In 2013 a 12-year-old Florida student, Vanessa VanDyke, was threatened with expulsion if she did not opt to cut her hair after giving complaints about student teasing. Vanessa wore her hair in a natural all year long without it being considered a “distraction” until she brought the issue of teasing to staff. A young girl being told to change herself in order to conform to what is deemed “acceptable” is unacceptable.
Whether it’s perming or pressing, which destroys the hair’s natural texture, or getting weaves black women have tried it and still do it in order to mask their true hair texture.

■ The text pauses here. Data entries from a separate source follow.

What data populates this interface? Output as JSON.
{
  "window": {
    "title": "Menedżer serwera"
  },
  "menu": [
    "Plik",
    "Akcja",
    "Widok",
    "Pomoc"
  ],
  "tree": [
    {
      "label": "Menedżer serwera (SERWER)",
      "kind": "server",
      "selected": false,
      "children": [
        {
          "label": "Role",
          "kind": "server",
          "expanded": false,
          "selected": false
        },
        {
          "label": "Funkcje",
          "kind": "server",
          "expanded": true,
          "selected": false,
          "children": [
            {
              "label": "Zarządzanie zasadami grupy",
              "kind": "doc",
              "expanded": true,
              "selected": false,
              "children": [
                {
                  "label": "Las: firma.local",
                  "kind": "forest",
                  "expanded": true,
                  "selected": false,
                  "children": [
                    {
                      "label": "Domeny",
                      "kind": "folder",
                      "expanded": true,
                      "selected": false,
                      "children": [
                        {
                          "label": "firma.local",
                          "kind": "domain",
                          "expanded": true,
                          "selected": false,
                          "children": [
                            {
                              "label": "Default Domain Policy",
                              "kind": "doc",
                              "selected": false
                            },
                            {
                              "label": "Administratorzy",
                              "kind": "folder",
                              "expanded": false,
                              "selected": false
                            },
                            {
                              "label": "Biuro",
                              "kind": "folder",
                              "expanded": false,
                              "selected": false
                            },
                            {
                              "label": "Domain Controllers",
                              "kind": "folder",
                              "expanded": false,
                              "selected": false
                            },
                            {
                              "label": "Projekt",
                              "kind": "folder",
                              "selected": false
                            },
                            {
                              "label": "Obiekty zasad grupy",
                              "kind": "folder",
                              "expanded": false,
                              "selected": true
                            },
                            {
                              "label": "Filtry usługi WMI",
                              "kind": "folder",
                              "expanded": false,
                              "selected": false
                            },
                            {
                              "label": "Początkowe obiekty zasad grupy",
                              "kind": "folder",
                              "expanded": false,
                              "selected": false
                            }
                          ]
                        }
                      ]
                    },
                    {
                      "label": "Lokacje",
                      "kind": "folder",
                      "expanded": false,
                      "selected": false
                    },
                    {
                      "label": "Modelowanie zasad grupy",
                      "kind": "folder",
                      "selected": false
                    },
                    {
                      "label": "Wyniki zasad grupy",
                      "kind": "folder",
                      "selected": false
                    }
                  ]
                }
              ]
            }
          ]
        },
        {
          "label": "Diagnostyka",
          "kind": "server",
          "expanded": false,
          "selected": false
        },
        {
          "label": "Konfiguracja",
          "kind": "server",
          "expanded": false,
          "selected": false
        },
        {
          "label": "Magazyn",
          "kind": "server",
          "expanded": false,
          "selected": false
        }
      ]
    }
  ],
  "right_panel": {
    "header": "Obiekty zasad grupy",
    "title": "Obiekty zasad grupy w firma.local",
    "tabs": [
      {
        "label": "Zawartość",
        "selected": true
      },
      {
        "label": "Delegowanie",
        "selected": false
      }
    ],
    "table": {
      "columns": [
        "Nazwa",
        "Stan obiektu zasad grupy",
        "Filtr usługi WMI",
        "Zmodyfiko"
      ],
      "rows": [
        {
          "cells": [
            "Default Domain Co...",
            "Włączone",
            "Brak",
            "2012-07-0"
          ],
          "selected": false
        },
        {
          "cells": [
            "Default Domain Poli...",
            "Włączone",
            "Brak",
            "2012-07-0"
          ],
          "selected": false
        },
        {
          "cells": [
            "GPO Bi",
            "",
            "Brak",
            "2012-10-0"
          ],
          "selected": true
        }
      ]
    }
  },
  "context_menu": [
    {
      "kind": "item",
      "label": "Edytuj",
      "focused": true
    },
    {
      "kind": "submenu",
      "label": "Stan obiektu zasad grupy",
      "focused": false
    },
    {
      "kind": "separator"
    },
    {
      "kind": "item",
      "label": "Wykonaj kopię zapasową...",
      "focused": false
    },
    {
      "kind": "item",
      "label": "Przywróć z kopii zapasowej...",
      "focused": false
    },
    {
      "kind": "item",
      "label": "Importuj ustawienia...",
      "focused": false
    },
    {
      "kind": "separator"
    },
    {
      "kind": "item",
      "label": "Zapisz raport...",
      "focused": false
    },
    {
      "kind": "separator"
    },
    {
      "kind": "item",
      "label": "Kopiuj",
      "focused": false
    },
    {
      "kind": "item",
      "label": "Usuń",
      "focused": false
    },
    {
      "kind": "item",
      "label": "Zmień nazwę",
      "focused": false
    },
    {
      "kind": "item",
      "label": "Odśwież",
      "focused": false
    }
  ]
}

Due to the rarity of black women embracing their natural hair in the media, the women who do embrace their natural hair in their everyday lives are subjected to ridicule. Many feel that it’s almost taboo for a black woman to love her natural hair, yet when a woman from another race decides she wants an “ethnic” hairstyle she receives praise. You start to question the real message society is trying to send.
There are very few black women in the media who are seen wearing their natural hair. Those who do usually make headlines that circle around the view of their locks. Much like the latest controversy between Fashion Police host Giuliana Rancic and Disney Channel star Zendaya Coleman at the 2015 Oscars. Rancic said that Zendaya’s dreadlocked hairstyle indicated that she probably “smells like patchouli oil, or weed.” Yet Kylie Jenner, who has also sported dreadlocks, was never accused of smelling of marijuana but in fact crowned a “trend setter.”
Many celebrities and runway shows are adopting black hairstyles such as laying down baby hairs, creating Bantu knots and wearing cornrows. Black women are ridiculed and mocked for their originality in hairstyle choices while others profit from and “borrow” their creations. There are countless instances where hairstyles that are usually associated with people of color were once considered “ghetto” are now becoming “trendy” and “edgy” only when worn by other races.
“It’s too bad our society does not like black people as it much as it loves black culture,” stated Twitter user, Black Queen.
Songs like “I Am Not My Hair” by India Arie uplifts the disputes surrounding natural hair by being able to accept what society constantly tries to take control of and destroy with lyrics saying “be you, be free to be you in whatever form you choose.” Whether it’s a natural afro, dreadlocks, twists or any other natural style, be happy and be nappy.